El teniente coronel Ziereis, comandante de Mauthausen, no
era sólo el jefe supremo: era el instigador, presidía las ejecuciones,
disparaba a la nuca a los condenados y se inventaba nuevas torturas. Hizo una
rápida carrera. Entre 1939 y 1945 ascendió de capitán a teniente coronel. Hitler
le concedió la codiciada Cruz de Plata. En una barraca del campo de Gussen,
moribundo por las heridas recibidas en su captura, ante el coronel Seibel, de
la 11 División acorazada norteamericana, el comandante Ziereis afirmó que se
había limitado a cumplir órdenes de sus superiores Himmler, Heydrich, Pölh,
Glücks. «He hecho lo posible —añadió— para rebajar la contundencia de esas
órdenes. En el otoño de 1943 recibí una llamada telefónica de Berlín en la que
se me culpaba del bajo porcentaje de las muertes: únicamente el tres por ciento
cada día. Esta clemencia me ha perjudicado en mi carrera. En su visita al campo
el 31 de mayo de 1943, Himmler nos explicó cómo debíamos liquidar a los judíos
en la cantera: arrojándoles un bloque de piedra sobre la espalda».

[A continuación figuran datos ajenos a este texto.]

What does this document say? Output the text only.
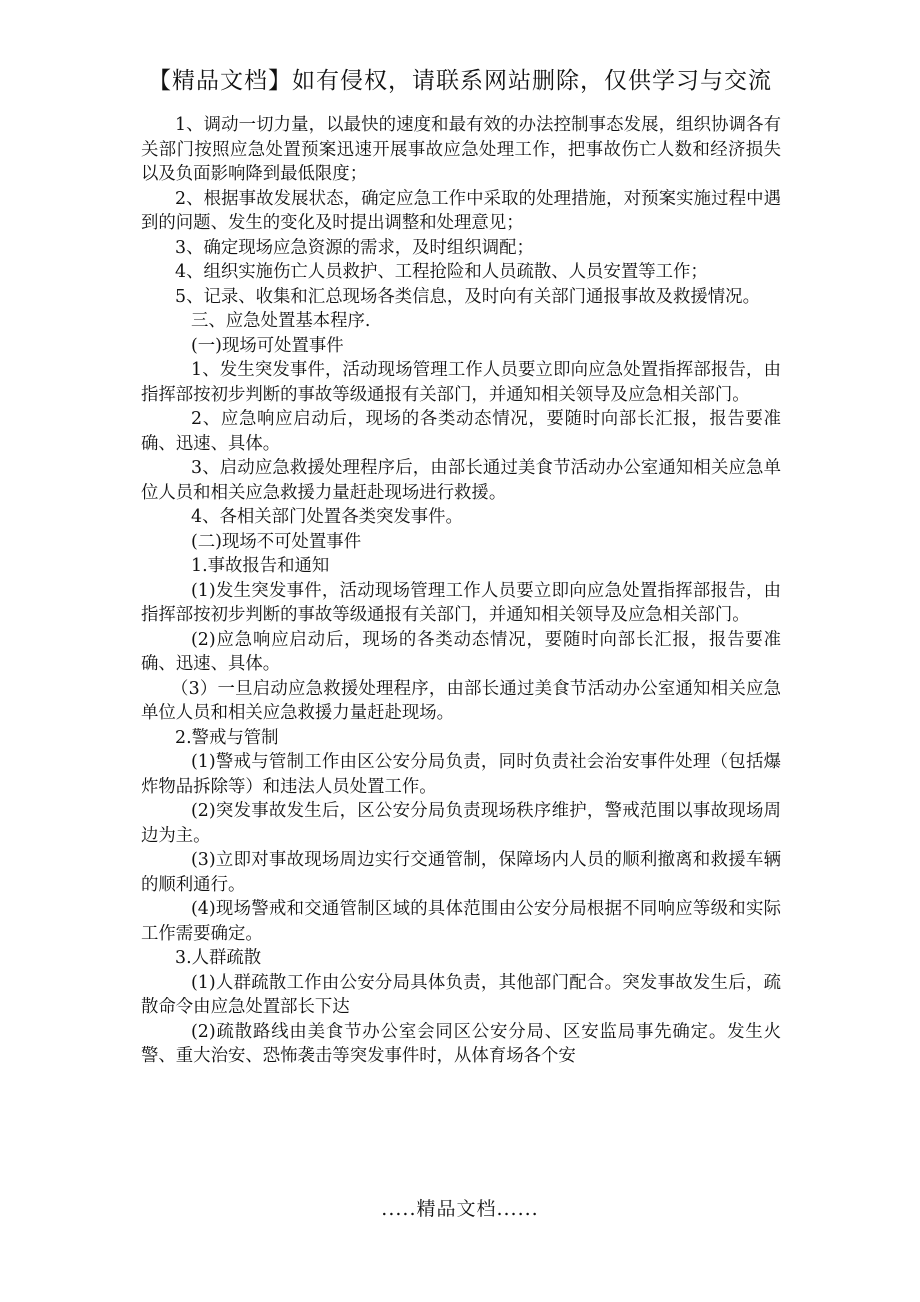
【精品文档】如有侵权，请联系网站删除，仅供学习与交流

1、调动一切力量，以最快的速度和最有效的办法控制事态发展，组织协调各有关部门按照应急处置预案迅速开展事故应急处理工作，把事故伤亡人数和经济损失以及负面影响降到最低限度；

2、根据事故发展状态，确定应急工作中采取的处理措施，对预案实施过程中遇到的问题、发生的变化及时提出调整和处理意见；

3、确定现场应急资源的需求，及时组织调配；

4、组织实施伤亡人员救护、工程抢险和人员疏散、人员安置等工作；

5、记录、收集和汇总现场各类信息，及时向有关部门通报事故及救援情况。

三、应急处置基本程序.

(一)现场可处置事件

1、发生突发事件，活动现场管理工作人员要立即向应急处置指挥部报告，由指挥部按初步判断的事故等级通报有关部门，并通知相关领导及应急相关部门。

2、应急响应启动后，现场的各类动态情况，要随时向部长汇报，报告要准确、迅速、具体。

3、启动应急救援处理程序后，由部长通过美食节活动办公室通知相关应急单位人员和相关应急救援力量赶赴现场进行救援。

4、各相关部门处置各类突发事件。

(二)现场不可处置事件

1.事故报告和通知

(1)发生突发事件，活动现场管理工作人员要立即向应急处置指挥部报告，由指挥部按初步判断的事故等级通报有关部门，并通知相关领导及应急相关部门。

(2)应急响应启动后，现场的各类动态情况，要随时向部长汇报，报告要准确、迅速、具体。

（3）一旦启动应急救援处理程序，由部长通过美食节活动办公室通知相关应急单位人员和相关应急救援力量赶赴现场。

2.警戒与管制

(1)警戒与管制工作由区公安分局负责，同时负责社会治安事件处理（包括爆炸物品拆除等）和违法人员处置工作。

(2)突发事故发生后，区公安分局负责现场秩序维护，警戒范围以事故现场周边为主。

(3)立即对事故现场周边实行交通管制，保障场内人员的顺利撤离和救援车辆的顺利通行。

(4)现场警戒和交通管制区域的具体范围由公安分局根据不同响应等级和实际工作需要确定。

3.人群疏散

(1)人群疏散工作由公安分局具体负责，其他部门配合。突发事故发生后，疏散命令由应急处置部长下达

(2)疏散路线由美食节办公室会同区公安分局、区安监局事先确定。发生火警、重大治安、恐怖袭击等突发事件时，从体育场各个安

.....精品文档......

El comandante Ziereis mentía. Hizo todo lo posible por ampliar,
perfeccionar, consumar hasta el final las órdenes recibidas de sus superiores
en Berlín.
En el primer discurso nada más llegar al campo de exterminio nos
dijeron más o menos lo siguiente:
«España no os quiere; os ha arrebatado la nacionalidad, la razón
de ser. Nadie saldrá vivo de aquí; estáis condenados a muerte sin juicio
previo. La primera que os ha condenado es España». Hileras de SS formaban con
sus perros lobos, como una doble jauría dispuesta a tirarse sobre los presos.
Nuestra patria sería a partir de entonces aquel campo situado en Austria.
Mauthausen reunía veinte barracones de trescientas plazas cada
uno, con sus catres, sus jergones y sus mantas. En una ocasión llegaron a
concentrar a ochocientos nombres en la barraca. Al principio nos trataron con
precauciones: ni siquiera nos entregaron cuchillos para comer. Lo llamaron
Campo de Reeducación, bajo la consigna «disciplina, orden, trabajo y limpieza».
Sonaba bien. En la barraca 17 descubrimos la realidad: el jefe, Jutas, ruso
blanco, descalabró con su bastón con contera de hierro a docenas de españoles.
Cayó un día en desgracia, lo acusaron de saboteador y lo enviaron a la cantera.
Entraréis por la puerta; saldréis por la chimenea. El campo
tenía a la entrada un portón con un águila prusiana de cobre verde, puestos de
ametrallador cada doce metros, alambradas electrificadas, guardias, torres de
vigilancia y barracas en forma de rectángulo, de cinco en cinco. Era una fortaleza
medieval levantada con el sudor de los deportados, con piedras de la cantera,
la Wiener-Graben. La muralla de circunvalación no se terminó nunca. A lo largo
de hectárea y media, calculo yo, se extendían la cocina, la enfermería, el
Revier, las cámaras de gas, el crematorio, las oficinas y la lavandería.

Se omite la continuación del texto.